One hundred and forty-three studies were included. Of these, 28 studies (approximately 8,025 patients) were of a treatment-comparison design, and 115 (approximately 28,854 patients) were of a single-group design. Of the treatment-comparison studies, 12 studies were randomised or quasi-randomised, 2 studies were non-randomised and the patients were matched, and 14 studies were non-randomised and the patients were not matched.
Most studies received funding from federal sources (52%). The number of patients per study ranged from 8 to 3,440 for single-group studies, and from 16 to 2,544 for treatment-comparison studies. All but 2 studies were conducted in the United States.
There were 38 studies of MMT, 32 studies of TC, 29 studies of ODF programmes, 29 studies of DETOX, and 15 studies of other modalities. Seventeen studies were conducted in the 1960s, 42 in the 1970s, 30 in the 1980s, and 37 studies in the 1990s. Seventeen studies did not report the study decade.
Drug use.
Treatment-comparison studies (28 studies): the random-effects weighted mean effect size was 0.29 (95% CI: 0.14, 0.45); the homogeneity (Q) was 96.64 (p<0.0001).
Single group pre-test post-test studies (103 studies): the random-effects weighted mean effect size was 1.20 (95% CI: 1.15, 1.38); the homogeneity (Q) was 11495.43 (p<0.0001).
Most correlations with potentially explanatory variables were not statistically significant, even when the level of significance was set at a p-value of less than 0.10. Statistically-significant correlations were found among treatment-comparison studies for implementation of treatment (negative correlation, p<0.10) in MMT programmes. Statistically-significant correlations were found among single-group studies for the following: decade of treatment (negative correlation, p<0.10), average methadone dose (positive, p<0.05), implementation of treatment (negative, p<0.10), and mean number of weeks in treatment (positive, p<0.10) for MMT programmes; implementation of treatment (positive, p<0.50) for TC programmes; mean number of hours of contact time (positive, p<0.10) for ODF programmes; and average methadone dose (positive, p<0.05) for DETOX programmes.
Crime.
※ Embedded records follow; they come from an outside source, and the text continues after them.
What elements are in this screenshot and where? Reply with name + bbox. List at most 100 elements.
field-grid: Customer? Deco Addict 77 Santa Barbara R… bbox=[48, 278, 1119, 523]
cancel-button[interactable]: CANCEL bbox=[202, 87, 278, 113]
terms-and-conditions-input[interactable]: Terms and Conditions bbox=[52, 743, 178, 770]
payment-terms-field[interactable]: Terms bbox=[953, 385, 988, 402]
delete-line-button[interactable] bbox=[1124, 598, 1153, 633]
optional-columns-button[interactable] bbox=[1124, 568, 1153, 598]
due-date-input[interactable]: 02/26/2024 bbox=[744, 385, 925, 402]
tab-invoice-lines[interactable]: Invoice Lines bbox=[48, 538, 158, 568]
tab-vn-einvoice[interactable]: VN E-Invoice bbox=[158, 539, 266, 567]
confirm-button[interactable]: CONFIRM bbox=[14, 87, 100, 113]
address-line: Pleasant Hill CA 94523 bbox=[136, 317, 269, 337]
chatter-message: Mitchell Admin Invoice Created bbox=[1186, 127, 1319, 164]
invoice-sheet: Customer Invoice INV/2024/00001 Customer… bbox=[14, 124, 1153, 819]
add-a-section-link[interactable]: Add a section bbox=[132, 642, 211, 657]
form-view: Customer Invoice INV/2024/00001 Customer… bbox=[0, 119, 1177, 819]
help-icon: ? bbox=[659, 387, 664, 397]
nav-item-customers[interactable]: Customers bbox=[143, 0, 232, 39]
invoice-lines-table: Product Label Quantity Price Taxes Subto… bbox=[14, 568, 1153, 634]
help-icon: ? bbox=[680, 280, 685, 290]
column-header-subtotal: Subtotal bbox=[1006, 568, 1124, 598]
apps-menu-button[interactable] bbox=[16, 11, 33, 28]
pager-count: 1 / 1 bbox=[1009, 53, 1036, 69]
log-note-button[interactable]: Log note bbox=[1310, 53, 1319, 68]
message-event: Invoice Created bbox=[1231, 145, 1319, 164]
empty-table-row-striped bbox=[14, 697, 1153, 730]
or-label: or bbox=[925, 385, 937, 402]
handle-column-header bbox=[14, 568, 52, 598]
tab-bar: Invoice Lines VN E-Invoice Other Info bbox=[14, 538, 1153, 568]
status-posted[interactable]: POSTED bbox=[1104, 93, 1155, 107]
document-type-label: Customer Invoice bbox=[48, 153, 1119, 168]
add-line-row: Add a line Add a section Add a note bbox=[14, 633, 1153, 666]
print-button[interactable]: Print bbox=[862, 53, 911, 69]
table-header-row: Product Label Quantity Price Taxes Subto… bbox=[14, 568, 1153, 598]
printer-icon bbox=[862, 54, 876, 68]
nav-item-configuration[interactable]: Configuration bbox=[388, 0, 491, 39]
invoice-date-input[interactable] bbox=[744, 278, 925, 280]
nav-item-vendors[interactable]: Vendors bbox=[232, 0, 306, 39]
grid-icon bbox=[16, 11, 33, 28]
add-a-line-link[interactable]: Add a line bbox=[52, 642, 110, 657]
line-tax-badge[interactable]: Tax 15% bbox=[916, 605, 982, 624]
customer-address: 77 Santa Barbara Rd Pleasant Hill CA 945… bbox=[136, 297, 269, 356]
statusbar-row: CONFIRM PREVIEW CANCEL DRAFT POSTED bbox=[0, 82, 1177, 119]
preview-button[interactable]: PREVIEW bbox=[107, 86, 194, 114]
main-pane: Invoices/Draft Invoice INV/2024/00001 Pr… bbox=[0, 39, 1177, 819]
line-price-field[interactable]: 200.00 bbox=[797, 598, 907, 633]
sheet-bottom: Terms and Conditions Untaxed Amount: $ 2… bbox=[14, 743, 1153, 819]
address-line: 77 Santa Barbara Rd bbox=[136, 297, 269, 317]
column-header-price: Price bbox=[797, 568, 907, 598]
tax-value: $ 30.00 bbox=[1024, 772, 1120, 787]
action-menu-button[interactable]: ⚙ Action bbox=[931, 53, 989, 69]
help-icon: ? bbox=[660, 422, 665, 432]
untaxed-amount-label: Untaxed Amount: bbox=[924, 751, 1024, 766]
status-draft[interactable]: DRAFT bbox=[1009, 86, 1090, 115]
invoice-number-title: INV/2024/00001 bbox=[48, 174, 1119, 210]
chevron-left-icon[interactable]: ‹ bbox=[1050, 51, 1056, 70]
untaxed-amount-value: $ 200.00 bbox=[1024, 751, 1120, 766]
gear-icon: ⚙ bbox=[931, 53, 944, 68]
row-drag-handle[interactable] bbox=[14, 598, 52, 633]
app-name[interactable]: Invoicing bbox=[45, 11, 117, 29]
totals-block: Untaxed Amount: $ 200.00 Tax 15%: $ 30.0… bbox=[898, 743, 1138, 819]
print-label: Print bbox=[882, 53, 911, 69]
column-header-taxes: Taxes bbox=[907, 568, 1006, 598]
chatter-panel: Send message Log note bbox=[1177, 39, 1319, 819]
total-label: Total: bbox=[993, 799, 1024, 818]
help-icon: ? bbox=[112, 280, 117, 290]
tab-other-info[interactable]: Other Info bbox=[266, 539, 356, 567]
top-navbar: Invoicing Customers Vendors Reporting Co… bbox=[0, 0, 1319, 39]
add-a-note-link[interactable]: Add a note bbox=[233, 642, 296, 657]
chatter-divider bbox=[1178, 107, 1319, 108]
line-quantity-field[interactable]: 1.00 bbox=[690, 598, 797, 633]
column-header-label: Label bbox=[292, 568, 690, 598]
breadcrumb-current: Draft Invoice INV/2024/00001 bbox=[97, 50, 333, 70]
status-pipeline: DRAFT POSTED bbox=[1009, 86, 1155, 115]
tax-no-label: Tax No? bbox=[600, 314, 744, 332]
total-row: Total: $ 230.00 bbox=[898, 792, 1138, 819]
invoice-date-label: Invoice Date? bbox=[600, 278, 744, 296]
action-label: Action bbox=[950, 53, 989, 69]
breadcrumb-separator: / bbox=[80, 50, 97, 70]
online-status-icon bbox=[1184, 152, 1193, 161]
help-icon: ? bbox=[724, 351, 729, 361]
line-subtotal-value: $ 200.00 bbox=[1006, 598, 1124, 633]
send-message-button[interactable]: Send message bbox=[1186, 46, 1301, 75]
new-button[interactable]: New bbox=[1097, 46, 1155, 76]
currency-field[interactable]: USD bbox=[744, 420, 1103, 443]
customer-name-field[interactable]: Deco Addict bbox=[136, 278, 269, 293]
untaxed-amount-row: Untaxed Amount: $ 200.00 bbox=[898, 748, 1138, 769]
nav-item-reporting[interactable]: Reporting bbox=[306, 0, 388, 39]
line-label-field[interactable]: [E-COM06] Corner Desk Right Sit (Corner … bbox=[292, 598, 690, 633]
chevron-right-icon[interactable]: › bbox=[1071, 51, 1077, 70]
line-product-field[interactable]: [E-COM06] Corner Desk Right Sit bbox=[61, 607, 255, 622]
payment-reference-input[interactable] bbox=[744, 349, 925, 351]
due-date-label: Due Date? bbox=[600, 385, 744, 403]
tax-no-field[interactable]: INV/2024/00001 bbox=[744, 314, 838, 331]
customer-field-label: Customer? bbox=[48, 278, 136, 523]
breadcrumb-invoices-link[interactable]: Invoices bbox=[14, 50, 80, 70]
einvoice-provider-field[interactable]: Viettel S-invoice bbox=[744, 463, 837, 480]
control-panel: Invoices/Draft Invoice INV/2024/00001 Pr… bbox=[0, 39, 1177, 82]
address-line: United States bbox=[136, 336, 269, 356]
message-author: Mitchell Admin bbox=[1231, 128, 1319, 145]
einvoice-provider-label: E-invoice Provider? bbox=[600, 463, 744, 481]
Treatment-comparison studies (17 studies): the random-effects weighted mean effect size was 0.17 (95% CI: 0.00, 0.33); the homogeneity (Q) was 30.62 (p<0.01).
Single group pre-test post test studies (42 studies): the random-effects weighted mean effect size was 0.75 (95% CI: 0.61, 0.90); the homogeneity (Q) was 3,176.18 (p<0.0001).
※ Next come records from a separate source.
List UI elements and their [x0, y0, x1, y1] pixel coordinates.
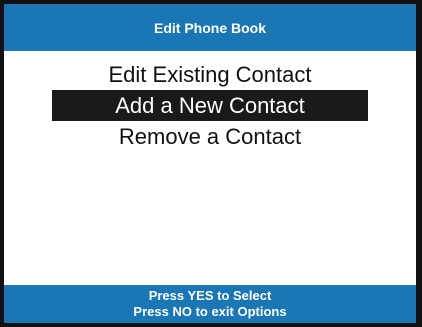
menu-item-label: Remove a Contact — [118, 123, 302, 149]
title-bar: Edit Phone Book — [4, 4, 416, 51]
footer-select-hint: Press YES to Select — [148, 288, 272, 303]
screen: Edit Phone Book Edit Existing Contact Ad… — [4, 4, 416, 323]
menu-item-remove-contact[interactable]: Remove a Contact — [4, 121, 416, 152]
footer-exit-hint: Press NO to exit Options — [133, 304, 287, 319]
menu-item-edit-existing-contact[interactable]: Edit Existing Contact — [4, 59, 416, 90]
menu-item-label: Add a New Contact — [115, 92, 305, 118]
options-menu: Edit Existing Contact Add a New Contact … — [4, 59, 416, 152]
device-frame: Edit Phone Book Edit Existing Contact Ad… — [0, 0, 422, 327]
menu-item-add-new-contact[interactable]: Add a New Contact — [52, 90, 368, 121]
page-title: Edit Phone Book — [154, 19, 266, 36]
menu-item-label: Edit Existing Contact — [108, 61, 312, 87]
instruction-footer: Press YES to Select Press NO to exit Opt… — [4, 285, 416, 323]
Most correlations with potentially explanatory variables were not statistically significant, even when the level of significance was set at a p-value of less than 0.10. Statistically-significant correlations were found among treatment-comparison studies for: maturity of programme (negative correlation, p<0.10), mean number of weeks in treatment (positive, p<0.10) and mean number of hours of contact time (positive, p<0.10) for TC programmes; and maturity of programme (negative, p<0.10) for ODF programmes. Statistically-significant correlations were found among single-group studies for: role of researcher (positive correlation, p<0.10) for MMT programmes; decade of treatment (negative, p<0.10) counsellor-to-client ratio (positive, p<0.05), and intensity of treatment (positive, p<0.10) for TC programmes; and implementation of treatment (positive, p<0.05) for ODF programmes.
Publication bias (Rosenthal's fail-safe N)..
Treatment-comparison group: for substance use (28 studies), N was 344 studies; for criminal activity (17 studies), N was 30 studies. Single-group: for substance abuse (reported as 102 studies in Table 7, but 103 studies in Table 4), N was 1,030,601 studies; for criminal activity (42 studies), N was 74,755 studies.